Pogrzeb Tadeusza Mazowieckiego
"Był symbolem przemian w Polsce"
Były premier odszedł w wieku 86 lat
Dziś pogrzeb Tadeusza Mazowieckiego. Były premier spocznie na małym cmentarzu w podwarszawskich Laskach na terenie Zakładu dla Niewidomych. Uroczystości pogrzebowe rozpoczną się o godz. 11 w Bazylice Archikatedralnej w Warszawie pw. Męczeństwa św. Jana Chrzciciela; pogrzeb będzie miał charakter państwowy i będzie organizowany przez Kancelarię Prezesa Rady Ministrów.
Tadeusz Mazowiecki był symbol polskich przemian demokratycznych. Tak o Mazowieckim mówił w rozmowie z WP.PL Władysław Frasyniuk: On unikał sformułowań, które by dzieliły. Często był bardziej krytyczny wobec rzeczywistości, niż mówił to publicznie. Jak kiedyś go zaatakowałem: "Tadeuszu, trzeba być twardym!", on odpowiedział: "Władek, wszyscy udają twardzieli, a trzeba być mądrym".
Tadeusz Mazowiecki urodził się 18 kwietnia 1927 r. w Płocku. Był synem Bronisława, znanego w mieście lekarza i Jadwigi z domu Szemplińskiej. Jego ojciec pracował m.in. w szpitalu Świętej Trójcy. Współtworzył Kroplę Mleka - stację opieki nad matką i dzieckiem oraz pierwszy w mieście ogródek jordanowski.
Kiedy urodził się Mazowiecki, jego ojciec był już po pięćdziesiątce, razem z nim chodził do szpitala Świętej Trójcy i do szpitala zakaźnego. Podczas okupacji pracował w szpitalu jako goniec, pomagał też przy chorych.
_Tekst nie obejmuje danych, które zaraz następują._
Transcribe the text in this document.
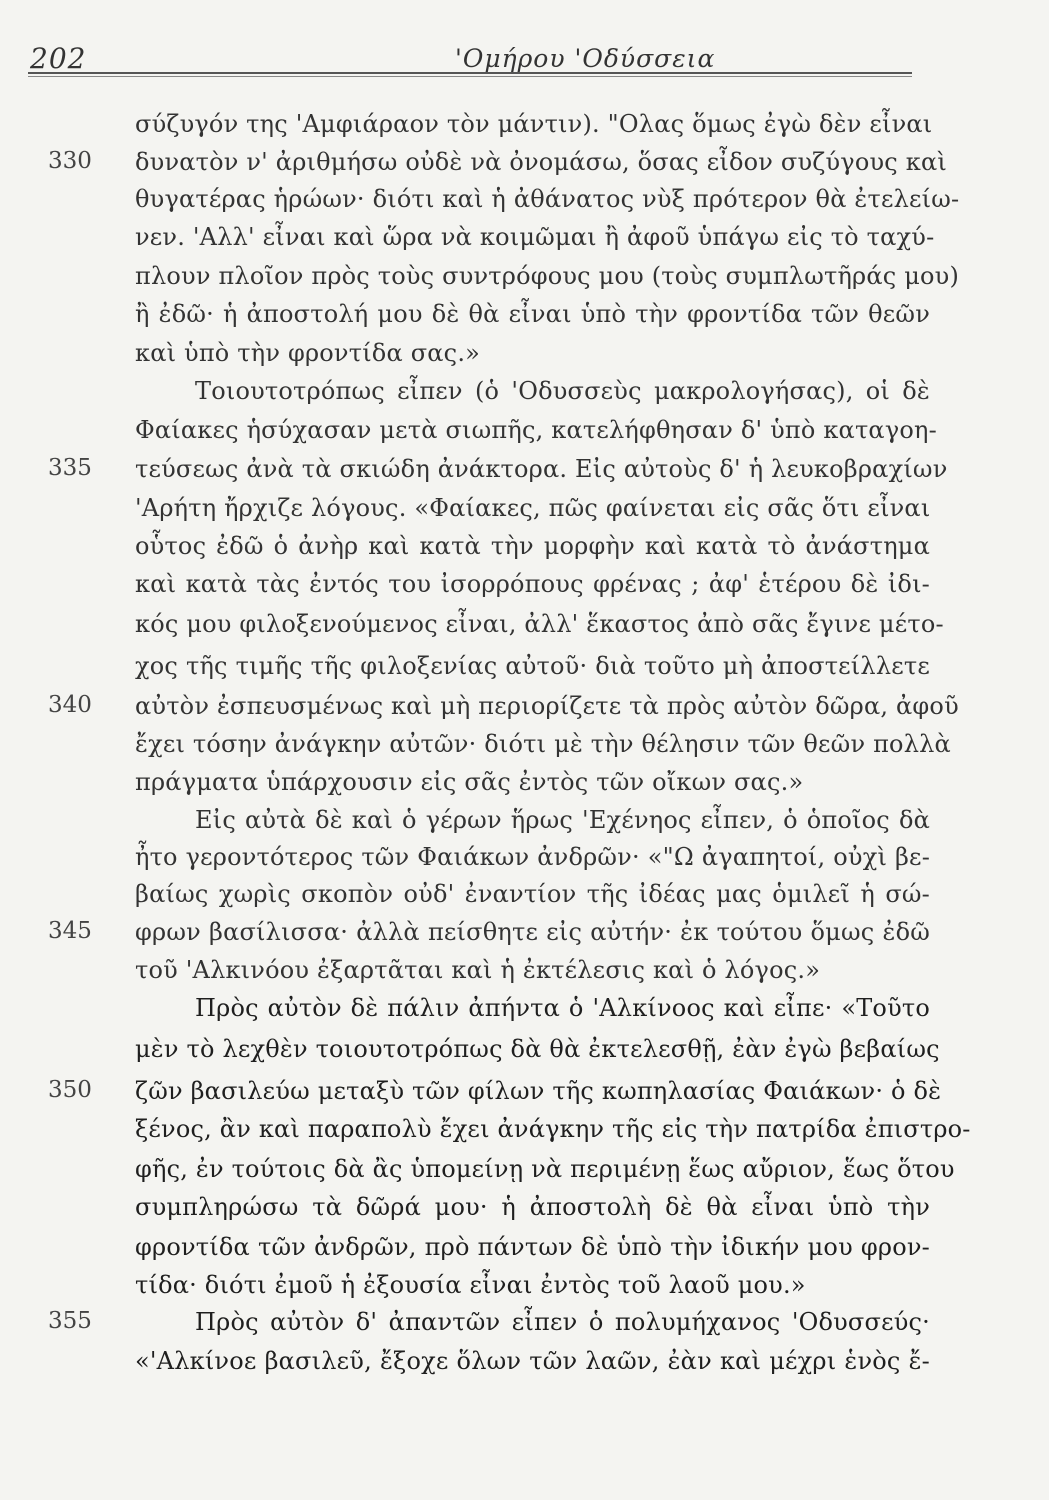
202	'Ομήρου 'Οδύσσεια
330
335
340
345
350
355
σύζυγόν της 'Αμφιάραον τὸν μάντιν). "Ολας ὅμως ἐγὼ δὲν εἶναι
δυνατὸν ν' ἀριθμήσω οὐδὲ νὰ ὀνομάσω, ὅσας εἶδον συζύγους καὶ
θυγατέρας ἡρώων· διότι καὶ ἡ ἀθάνατος νὺξ πρότερον θὰ ἐτελείω-
νεν. 'Αλλ' εἶναι καὶ ὥρα νὰ κοιμῶμαι ἢ ἀφοῦ ὑπάγω εἰς τὸ ταχύ-
πλουν πλοῖον πρὸς τοὺς συντρόφους μου (τοὺς συμπλωτῆράς μου)
ἢ ἐδῶ· ἡ ἀποστολή μου δὲ θὰ εἶναι ὑπὸ τὴν φροντίδα τῶν θεῶν
καὶ ὑπὸ τὴν φροντίδα σας.»
Τοιουτοτρόπως εἶπεν (ὁ 'Οδυσσεὺς μακρολογήσας), οἱ δὲ
Φαίακες ἡσύχασαν μετὰ σιωπῆς, κατελήφθησαν δ' ὑπὸ καταγοη-
τεύσεως ἀνὰ τὰ σκιώδη ἀνάκτορα. Εἰς αὐτοὺς δ' ἡ λευκοβραχίων
'Αρήτη ἤρχιζε λόγους. «Φαίακες, πῶς φαίνεται εἰς σᾶς ὅτι εἶναι
οὗτος ἐδῶ ὁ ἀνὴρ καὶ κατὰ τὴν μορφὴν καὶ κατὰ τὸ ἀνάστημα
καὶ κατὰ τὰς ἐντός του ἰσορρόπους φρένας ; ἀφ' ἑτέρου δὲ ἰδι-
κός μου φιλοξενούμενος εἶναι, ἀλλ' ἕκαστος ἀπὸ σᾶς ἔγινε μέτο-
χος τῆς τιμῆς τῆς φιλοξενίας αὐτοῦ· διὰ τοῦτο μὴ ἀποστείλλετε
αὐτὸν ἐσπευσμένως καὶ μὴ περιορίζετε τὰ πρὸς αὐτὸν δῶρα, ἀφοῦ
ἔχει τόσην ἀνάγκην αὐτῶν· διότι μὲ τὴν θέλησιν τῶν θεῶν πολλὰ
πράγματα ὑπάρχουσιν εἰς σᾶς ἐντὸς τῶν οἴκων σας.»
Εἰς αὐτὰ δὲ καὶ ὁ γέρων ἥρως 'Εχένηος εἶπεν, ὁ ὁποῖος δὰ
ἦτο γεροντότερος τῶν Φαιάκων ἀνδρῶν· «"Ω ἀγαπητοί, οὐχὶ βε-
βαίως χωρὶς σκοπὸν οὐδ' ἐναντίον τῆς ἰδέας μας ὁμιλεῖ ἡ σώ-
φρων βασίλισσα· ἀλλὰ πείσθητε εἰς αὐτήν· ἐκ τούτου ὅμως ἐδῶ
τοῦ 'Αλκινόου ἐξαρτᾶται καὶ ἡ ἐκτέλεσις καὶ ὁ λόγος.»
Πρὸς αὐτὸν δὲ πάλιν ἀπήντα ὁ 'Αλκίνοος καὶ εἶπε· «Τοῦτο
μὲν τὸ λεχθὲν τοιουτοτρόπως δὰ θὰ ἐκτελεσθῇ, ἐὰν ἐγὼ βεβαίως
ζῶν βασιλεύω μεταξὺ τῶν φίλων τῆς κωπηλασίας Φαιάκων· ὁ δὲ
ξένος, ἂν καὶ παραπολὺ ἔχει ἀνάγκην τῆς εἰς τὴν πατρίδα ἐπιστρο-
φῆς, ἐν τούτοις δὰ ἂς ὑπομείνῃ νὰ περιμένῃ ἕως αὔριον, ἕως ὅτου
συμπληρώσω τὰ δῶρά μου· ἡ ἀποστολὴ δὲ θὰ εἶναι ὑπὸ τὴν
φροντίδα τῶν ἀνδρῶν, πρὸ πάντων δὲ ὑπὸ τὴν ἰδικήν μου φρον-
τίδα· διότι ἐμοῦ ἡ ἐξουσία εἶναι ἐντὸς τοῦ λαοῦ μου.»
Πρὸς αὐτὸν δ' ἀπαντῶν εἶπεν ὁ πολυμήχανος 'Οδυσσεύς·
«'Αλκίνοε βασιλεῦ, ἔξοχε ὅλων τῶν λαῶν, ἐὰν καὶ μέχρι ἑνὸς ἔ-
Jako dziecko Mazowiecki bardzo bał się dentysty: - To dlatego, że doktor Żółtowska wystraszyła mnie wcześniej borowaniem. Trzeba wiedzieć, że wtedy maszynę dentystyczną napędzało się nogą. Dentysta popychał nią koło, które powoli napędzało wiertło. Cały personel szpitala mnie gonił, tak się broniłem. Skończyło się tym, że musieli mnie usypiać, na siłę przykładając do twarzy nasączoną chloroformem szmatkę.
To z domu rodzinnego wyniósł głęboką wiarę: - Byłem kiedyś w farze i zobaczyłem wpis do księgi, który mówił, że "oto stawił się dr Bronisław Mazowiecki i pokazał dziecię płci męskiej". Pamiętam też jeszcze arcybiskupa Antoniego Juliana Nowowiejskiego i biskupa Leona Wetmańskiego; byłem potajemnie bierzmowany w Słupnie, gdzie obydwaj zostali zesłani. Moja świadomość religii właśnie wtedy się kształtowała.
Ojciec Mazowieckiego zmarł w 1938 r. - Żegnał go cały Płock. Miałem wtedy 11 lat, ale odczułem to bardzo boleśnie. Wtedy skończyło się moje dzieciństwo - mówił o śmierci ojca.